I dont understand how can she stop her child, from 'acting white'........when the childs father is white.

Too bad i missed that show.......
quote:
Originally posted by qty226:
quote:
Originally posted by MidLifeMan:
Dr Phil had an issue of race as a topic today. And there was a black mother with her "mixed" daughter who had issues with her daughter "acting white". Her daughter seemed to gravitate towards whites more then blacks

Interesting.....

I dont understand how can she stop her child, from 'acting white'........when the childs father is white.

Too bad i missed that show.......


I saw the show. It was very interesting to me because I'm bi-racial. The question that kept comming to me about that mother was, "How do you act white? Is there a specific way that white people act?" The mother also said she thought her daughter wasn't black enough. So, of course, similar questions present themselves,"How black is black enough? How does one portray blackness?"

I think the mother's unaddressed problem is that her daughter is more than half-white. She has very Aryan features and her skin is just dark enough to look like a tan. She could pass for white to any white person. I think black folks would notice (my experience is that we are more observent of these things)that she had some black in her. Her mother, on the other hand, is very light skinned but definately African. She could not ever pass for white. I think the mothers greater fear is that, if she chose, her daughter could just pass for white and totally turn her back on the black side of her family. To her credit, the daughter gave no indication that she would do that. But the fact that she COULD still scares mom.

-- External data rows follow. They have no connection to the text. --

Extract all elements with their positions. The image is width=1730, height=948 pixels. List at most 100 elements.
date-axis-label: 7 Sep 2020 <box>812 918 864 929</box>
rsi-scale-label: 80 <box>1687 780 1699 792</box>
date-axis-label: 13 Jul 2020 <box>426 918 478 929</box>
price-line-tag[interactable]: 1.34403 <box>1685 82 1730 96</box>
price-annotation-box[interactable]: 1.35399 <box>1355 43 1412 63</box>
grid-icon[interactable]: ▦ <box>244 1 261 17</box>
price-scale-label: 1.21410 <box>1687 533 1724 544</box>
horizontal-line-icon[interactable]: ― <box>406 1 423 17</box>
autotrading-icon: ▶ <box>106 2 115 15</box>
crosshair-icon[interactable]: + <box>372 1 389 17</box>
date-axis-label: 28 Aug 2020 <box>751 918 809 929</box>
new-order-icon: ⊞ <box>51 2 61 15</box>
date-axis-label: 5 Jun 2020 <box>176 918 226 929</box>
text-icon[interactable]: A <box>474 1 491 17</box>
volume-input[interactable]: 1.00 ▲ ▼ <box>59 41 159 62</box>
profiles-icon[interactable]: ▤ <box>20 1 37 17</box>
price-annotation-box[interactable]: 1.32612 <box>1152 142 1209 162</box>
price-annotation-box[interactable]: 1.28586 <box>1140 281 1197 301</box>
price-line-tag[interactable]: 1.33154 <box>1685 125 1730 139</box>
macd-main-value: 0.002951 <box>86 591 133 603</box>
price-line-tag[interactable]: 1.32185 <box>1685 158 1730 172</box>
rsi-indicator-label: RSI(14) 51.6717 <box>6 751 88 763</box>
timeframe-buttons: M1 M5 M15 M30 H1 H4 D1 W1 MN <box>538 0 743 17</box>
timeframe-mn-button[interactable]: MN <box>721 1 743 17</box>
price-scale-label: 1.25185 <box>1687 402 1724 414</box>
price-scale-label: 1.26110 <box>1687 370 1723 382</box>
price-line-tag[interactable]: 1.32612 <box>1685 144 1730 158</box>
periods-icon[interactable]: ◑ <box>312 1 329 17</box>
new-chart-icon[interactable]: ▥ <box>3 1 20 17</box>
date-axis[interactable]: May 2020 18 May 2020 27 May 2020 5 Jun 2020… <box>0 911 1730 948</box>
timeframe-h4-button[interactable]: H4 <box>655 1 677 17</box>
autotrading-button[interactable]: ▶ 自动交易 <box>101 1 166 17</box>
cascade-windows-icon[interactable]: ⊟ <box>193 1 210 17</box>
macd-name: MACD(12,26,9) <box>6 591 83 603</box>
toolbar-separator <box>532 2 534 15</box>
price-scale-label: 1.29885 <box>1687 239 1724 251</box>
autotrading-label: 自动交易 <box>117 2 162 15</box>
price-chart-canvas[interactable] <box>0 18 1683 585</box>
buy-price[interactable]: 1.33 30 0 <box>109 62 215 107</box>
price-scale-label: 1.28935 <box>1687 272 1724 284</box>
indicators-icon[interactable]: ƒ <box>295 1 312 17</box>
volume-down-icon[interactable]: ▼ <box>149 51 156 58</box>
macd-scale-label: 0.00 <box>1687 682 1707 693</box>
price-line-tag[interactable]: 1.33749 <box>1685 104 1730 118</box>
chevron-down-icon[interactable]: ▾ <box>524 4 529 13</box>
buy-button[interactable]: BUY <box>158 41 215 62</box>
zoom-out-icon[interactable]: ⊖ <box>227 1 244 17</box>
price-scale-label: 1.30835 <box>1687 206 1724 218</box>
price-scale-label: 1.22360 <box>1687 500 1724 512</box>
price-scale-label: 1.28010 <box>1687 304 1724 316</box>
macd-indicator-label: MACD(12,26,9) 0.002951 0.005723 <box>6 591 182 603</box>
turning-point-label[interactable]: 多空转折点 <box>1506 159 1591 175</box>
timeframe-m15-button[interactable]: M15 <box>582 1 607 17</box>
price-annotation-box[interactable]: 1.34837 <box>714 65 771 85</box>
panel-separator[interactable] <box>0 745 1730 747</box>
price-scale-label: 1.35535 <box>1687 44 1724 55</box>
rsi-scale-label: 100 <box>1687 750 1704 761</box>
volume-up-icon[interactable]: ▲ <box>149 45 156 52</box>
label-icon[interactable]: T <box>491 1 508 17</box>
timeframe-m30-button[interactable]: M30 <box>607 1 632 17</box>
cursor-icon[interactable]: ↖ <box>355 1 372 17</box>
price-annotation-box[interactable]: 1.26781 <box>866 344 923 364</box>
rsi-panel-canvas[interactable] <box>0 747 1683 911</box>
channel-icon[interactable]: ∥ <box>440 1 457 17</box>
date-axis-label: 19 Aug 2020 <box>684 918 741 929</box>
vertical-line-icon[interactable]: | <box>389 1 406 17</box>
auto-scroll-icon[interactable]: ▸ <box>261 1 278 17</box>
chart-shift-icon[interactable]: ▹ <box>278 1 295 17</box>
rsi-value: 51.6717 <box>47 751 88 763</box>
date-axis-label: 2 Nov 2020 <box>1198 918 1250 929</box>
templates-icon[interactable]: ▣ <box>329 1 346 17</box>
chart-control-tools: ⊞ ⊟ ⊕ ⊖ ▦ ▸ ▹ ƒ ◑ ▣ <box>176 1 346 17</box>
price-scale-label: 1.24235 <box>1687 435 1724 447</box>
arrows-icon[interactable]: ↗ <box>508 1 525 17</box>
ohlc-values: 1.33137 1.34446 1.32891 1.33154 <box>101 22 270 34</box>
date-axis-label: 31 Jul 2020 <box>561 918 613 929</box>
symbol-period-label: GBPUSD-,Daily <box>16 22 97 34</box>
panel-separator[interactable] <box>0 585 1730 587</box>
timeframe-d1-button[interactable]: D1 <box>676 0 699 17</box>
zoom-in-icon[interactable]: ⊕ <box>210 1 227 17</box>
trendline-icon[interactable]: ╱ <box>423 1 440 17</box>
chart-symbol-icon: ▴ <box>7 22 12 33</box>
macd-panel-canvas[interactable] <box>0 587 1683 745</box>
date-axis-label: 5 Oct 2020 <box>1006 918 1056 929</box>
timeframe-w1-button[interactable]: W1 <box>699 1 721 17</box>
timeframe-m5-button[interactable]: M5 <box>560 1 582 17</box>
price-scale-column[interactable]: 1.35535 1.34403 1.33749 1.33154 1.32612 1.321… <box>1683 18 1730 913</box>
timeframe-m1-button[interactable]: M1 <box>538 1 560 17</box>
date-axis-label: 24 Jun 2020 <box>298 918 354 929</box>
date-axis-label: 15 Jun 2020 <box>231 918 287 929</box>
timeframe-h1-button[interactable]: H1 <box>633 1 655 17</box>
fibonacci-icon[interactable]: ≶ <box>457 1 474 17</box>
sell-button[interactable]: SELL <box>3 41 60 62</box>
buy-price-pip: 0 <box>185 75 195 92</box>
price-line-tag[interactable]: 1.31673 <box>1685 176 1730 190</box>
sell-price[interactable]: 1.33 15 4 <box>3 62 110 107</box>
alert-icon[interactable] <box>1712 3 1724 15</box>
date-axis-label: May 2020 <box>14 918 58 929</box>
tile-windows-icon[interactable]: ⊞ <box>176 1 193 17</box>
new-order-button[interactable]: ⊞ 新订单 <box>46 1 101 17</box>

I personally have never had this problem. Any one who looks at me knows that I'm not white. White people confuse me with all kinds of stuff (Arab, Mexican, Hawaiian, ect.), but black folks always know where I came from.

Inter-racial dating certainly has its complications (certainly I know...no matter who I date it's inter-racial) but, as in all things, my parents are good teachers. I would say the most important skill to cultivate is patience and sensitivity. Both people have to be patient in their communication, as their styles are likely to be drastically different. Both people also have to be sensitive to any subject in which they or the other person has no frame of reference.
quote:
Originally posted by Black Viking:
Inter-racial dating certainly has its complications (certainly I know...no matter who I date it's inter-racial) but, as in all things, my parents are good teachers. I would say the most important skill to cultivate is patience and sensitivity. Both people have to be patient in their communication, as their styles are likely to be drastically different. Both people also have to be sensitive to any subject in which they or the other person has no frame of reference.


I think this is really good advice for those that date interracially.